Tuesday, February 2, 2010

That '70s Showman


I didn’t watch the Grammys – didn’t even know they had been on until I saw headlines the next morning saying who’d won. But I’ve already declared myself culturally out of touch, so that shouldn’t come as too much of a shock. Just another line for the obelisk.

But here’s this Lady Gaga again, somebody I hadn’t even heard of before a couple of months ago. And she’s singing a duet with Elton John, so I couldn’t resist finding the video (which I admit that I watched with the sound off). The production number seems like others of recent vintage that I’ve caught sight of, featuring a lot of people doing aerobics. And there’s LG, as dressed to kill as EJ ever was. Murder by flamboyance.

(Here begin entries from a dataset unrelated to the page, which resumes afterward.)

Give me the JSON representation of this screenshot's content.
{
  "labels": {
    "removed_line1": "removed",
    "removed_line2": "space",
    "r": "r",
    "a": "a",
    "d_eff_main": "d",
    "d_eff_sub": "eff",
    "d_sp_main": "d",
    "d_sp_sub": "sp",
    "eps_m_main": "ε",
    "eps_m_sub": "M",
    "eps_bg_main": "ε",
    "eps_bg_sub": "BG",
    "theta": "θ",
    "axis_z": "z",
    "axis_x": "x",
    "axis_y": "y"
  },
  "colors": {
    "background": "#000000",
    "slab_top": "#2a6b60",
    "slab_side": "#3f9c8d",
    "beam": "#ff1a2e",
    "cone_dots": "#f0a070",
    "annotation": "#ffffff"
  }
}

Younger readers may find this hard to believe, but before his Captain Fantastic persona, before he began performing in silly costumes, Elton John was a top-caliber rocker with no such pretensions. The proof of the pudding is his album 11-17-70 (17-11-70 in the UK release) capturing a radio concert from that date of (gulp) nearly forty years ago. With just piano, bass, and drums, it’s a hard, lean set kicking off with “Bad Side of the Moon”; and by the time he wraps up with an 18-minute medley building on “Burn Down the Mission,” you feel as exhausted as he must’ve been.

According to the Wikipedia entry, he cut his hand at some point during the set, and by the end of the show his keyboard was covered with blood. It also notes that EJ said in several interviews that he considered it his best live performance. The CD expands on the original LP’s edit of the concert with one additional track, but there had been a bootleg of the whole hour – wish I had it, and wonder why they couldn’t’ve put the whole thing on the CD.

Sir Elton is undeniably a showman, and it’s obvious that his choice of on-stage apparel was never intended to compensate for any diminishment in talent. (From what I’ve read, he did it to compensate instead for a repressed childhood.) But it’s refreshing to listen to this early performance, not only for its raw energy but also to know that it wasn’t being delivered by a man dressed as Donald Duck.